Gümüşhane’de Ermeni nüfusu az olduğundan, Rus ordularının buraları terk etmeleri ile birlikte Ermeniler de çekilmişlerdir. Ancak bölgedeki Rumların nüfusu Ermenilere göre dikkate değer düzeyde idi. Dağdaki çeteleri yiyecek, giyecek, istihbarat açısından destekleyecek Rum köyleri mevcuttu. Gümüşhane, Pontus Devleti sınırları içerisinde gösterildiği için, Pontusçuların bütün ülke çapında yürüttükleri teşkilatlanma, propaganda ve mücadele faaliyetlerinden önemli ölçüde etkilenmiştir. 1904 yılında Merzifon Amerikan Koleji’nde kurulan Pontus Cemiyeti, bütün Türkiye çapında olduğu gibi Gümüşhane’de de kilise ve din adamları vasıtasıyla şubeler açıp faaliyetlerde bulunmuşlardır.
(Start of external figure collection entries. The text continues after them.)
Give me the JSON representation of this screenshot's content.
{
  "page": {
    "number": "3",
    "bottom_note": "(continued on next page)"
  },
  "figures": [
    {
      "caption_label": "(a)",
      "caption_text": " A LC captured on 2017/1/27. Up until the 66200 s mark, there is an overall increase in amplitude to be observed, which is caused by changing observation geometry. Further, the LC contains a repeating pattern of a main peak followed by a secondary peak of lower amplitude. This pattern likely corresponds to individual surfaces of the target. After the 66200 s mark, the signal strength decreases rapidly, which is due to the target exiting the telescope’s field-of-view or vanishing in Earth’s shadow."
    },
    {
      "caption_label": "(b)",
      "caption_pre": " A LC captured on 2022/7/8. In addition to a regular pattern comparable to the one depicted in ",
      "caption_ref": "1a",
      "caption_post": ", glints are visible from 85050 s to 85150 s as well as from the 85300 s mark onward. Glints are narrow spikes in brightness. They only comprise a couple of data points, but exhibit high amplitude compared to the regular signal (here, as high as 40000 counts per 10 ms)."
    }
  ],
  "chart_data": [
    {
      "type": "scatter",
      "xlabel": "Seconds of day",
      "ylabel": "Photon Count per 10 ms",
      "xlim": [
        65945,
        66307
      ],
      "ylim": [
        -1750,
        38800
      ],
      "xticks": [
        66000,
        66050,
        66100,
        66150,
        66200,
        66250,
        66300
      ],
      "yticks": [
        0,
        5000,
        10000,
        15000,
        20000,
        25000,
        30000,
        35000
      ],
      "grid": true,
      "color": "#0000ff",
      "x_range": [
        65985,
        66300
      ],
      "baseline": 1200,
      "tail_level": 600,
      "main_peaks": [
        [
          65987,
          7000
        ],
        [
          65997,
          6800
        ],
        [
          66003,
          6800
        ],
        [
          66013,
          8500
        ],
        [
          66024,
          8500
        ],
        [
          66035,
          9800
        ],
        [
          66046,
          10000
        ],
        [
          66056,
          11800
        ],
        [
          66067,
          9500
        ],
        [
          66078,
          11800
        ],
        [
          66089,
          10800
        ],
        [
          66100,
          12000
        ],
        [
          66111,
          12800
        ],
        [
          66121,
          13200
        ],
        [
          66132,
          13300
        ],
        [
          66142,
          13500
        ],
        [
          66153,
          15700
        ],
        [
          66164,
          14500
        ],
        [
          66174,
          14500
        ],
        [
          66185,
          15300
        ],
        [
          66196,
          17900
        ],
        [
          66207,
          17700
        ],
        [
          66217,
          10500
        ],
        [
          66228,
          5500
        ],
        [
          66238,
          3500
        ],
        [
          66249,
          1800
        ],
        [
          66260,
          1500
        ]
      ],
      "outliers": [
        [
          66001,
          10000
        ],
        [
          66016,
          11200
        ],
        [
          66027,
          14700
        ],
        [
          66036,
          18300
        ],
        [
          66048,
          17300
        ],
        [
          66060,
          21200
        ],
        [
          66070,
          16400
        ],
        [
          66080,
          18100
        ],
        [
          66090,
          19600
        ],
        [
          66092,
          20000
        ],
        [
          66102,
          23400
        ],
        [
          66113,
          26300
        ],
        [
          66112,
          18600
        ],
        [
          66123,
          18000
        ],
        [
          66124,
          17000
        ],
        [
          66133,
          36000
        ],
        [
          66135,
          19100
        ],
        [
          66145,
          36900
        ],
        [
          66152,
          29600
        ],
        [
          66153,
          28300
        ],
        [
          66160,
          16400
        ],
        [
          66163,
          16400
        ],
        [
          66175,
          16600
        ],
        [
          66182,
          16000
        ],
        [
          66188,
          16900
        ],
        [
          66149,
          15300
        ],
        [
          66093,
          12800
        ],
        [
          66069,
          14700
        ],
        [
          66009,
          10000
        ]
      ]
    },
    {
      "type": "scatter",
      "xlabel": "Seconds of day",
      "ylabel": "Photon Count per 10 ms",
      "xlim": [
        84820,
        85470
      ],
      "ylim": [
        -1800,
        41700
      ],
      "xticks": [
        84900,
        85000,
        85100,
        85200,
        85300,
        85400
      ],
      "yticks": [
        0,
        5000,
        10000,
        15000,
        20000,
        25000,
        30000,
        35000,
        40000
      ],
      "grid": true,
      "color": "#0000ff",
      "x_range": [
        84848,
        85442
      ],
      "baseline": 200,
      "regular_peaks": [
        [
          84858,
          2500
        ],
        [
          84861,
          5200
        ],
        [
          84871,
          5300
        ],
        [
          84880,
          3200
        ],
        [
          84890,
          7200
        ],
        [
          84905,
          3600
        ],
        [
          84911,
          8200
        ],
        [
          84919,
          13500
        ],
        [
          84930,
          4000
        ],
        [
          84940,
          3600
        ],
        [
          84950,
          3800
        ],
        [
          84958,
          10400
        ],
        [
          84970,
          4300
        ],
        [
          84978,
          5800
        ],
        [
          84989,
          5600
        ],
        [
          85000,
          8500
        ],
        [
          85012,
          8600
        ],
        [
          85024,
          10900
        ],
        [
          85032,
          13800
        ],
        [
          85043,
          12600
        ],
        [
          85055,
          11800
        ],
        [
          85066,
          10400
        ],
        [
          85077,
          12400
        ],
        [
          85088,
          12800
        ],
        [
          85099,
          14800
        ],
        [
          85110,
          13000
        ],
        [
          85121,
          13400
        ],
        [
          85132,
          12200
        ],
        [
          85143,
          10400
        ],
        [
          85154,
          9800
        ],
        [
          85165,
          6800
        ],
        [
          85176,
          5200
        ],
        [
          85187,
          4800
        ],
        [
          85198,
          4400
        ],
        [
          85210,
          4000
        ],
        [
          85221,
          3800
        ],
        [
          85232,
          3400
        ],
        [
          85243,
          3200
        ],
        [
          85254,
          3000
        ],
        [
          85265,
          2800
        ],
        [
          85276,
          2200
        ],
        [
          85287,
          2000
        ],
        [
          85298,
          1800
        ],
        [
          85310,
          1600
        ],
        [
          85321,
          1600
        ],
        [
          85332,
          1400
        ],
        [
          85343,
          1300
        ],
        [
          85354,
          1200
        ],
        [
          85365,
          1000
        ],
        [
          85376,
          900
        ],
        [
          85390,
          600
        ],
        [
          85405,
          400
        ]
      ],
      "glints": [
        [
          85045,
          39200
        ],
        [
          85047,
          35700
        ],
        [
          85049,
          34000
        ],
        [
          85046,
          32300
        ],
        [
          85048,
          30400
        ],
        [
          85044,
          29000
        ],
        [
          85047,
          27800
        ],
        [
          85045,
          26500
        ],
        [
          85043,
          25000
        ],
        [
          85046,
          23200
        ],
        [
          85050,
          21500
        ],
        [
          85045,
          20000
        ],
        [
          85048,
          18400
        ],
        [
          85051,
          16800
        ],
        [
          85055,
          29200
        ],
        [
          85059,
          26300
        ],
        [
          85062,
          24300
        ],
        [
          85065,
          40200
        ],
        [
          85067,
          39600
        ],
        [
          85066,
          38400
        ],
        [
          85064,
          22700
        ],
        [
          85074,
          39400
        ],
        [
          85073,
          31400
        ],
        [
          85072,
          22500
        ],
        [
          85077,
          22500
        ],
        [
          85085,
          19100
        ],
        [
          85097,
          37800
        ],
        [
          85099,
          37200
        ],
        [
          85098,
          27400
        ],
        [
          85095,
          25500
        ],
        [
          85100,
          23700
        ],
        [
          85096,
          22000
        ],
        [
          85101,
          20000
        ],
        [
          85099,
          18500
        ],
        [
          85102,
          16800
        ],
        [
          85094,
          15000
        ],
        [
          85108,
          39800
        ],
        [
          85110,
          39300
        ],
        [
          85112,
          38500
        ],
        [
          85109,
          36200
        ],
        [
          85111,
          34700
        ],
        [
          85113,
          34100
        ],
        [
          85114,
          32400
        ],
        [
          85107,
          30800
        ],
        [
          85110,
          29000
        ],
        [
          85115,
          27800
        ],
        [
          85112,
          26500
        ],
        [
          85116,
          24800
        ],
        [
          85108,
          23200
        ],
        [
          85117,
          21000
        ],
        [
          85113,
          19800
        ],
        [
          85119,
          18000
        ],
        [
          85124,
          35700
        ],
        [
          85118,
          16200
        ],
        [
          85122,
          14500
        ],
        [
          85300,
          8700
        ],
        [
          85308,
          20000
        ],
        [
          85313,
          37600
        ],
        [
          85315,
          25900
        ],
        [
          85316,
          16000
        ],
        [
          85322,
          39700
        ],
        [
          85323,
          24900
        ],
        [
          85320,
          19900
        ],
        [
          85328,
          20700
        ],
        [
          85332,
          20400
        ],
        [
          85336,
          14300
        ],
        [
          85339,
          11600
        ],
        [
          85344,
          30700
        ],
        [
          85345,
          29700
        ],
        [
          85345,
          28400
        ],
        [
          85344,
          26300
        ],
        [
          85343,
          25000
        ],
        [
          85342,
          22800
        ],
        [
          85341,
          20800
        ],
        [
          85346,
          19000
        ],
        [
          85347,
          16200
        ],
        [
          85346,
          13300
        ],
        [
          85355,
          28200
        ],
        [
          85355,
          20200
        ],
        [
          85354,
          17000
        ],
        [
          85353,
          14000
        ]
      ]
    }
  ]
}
Halbuki bu sıralarda Gümüşhane nüfusunun çoğunluğu Türktür. 1885 yılında Gümüşhane’de 21.956 Türk, 5459 Rum, 1152 Ermeni yaşarken; 1914 yılında 29.639 Türk, 9179 Rum, 1817 Ermeni nüfusu bulunmaktaydı.
Şehir önceleri ticaret amaçlı olarak seçtiği Trabzon-Erzurum-İran transit yolu kenarını sonra da bir yönetim merkezi olarak benimsemiiştir.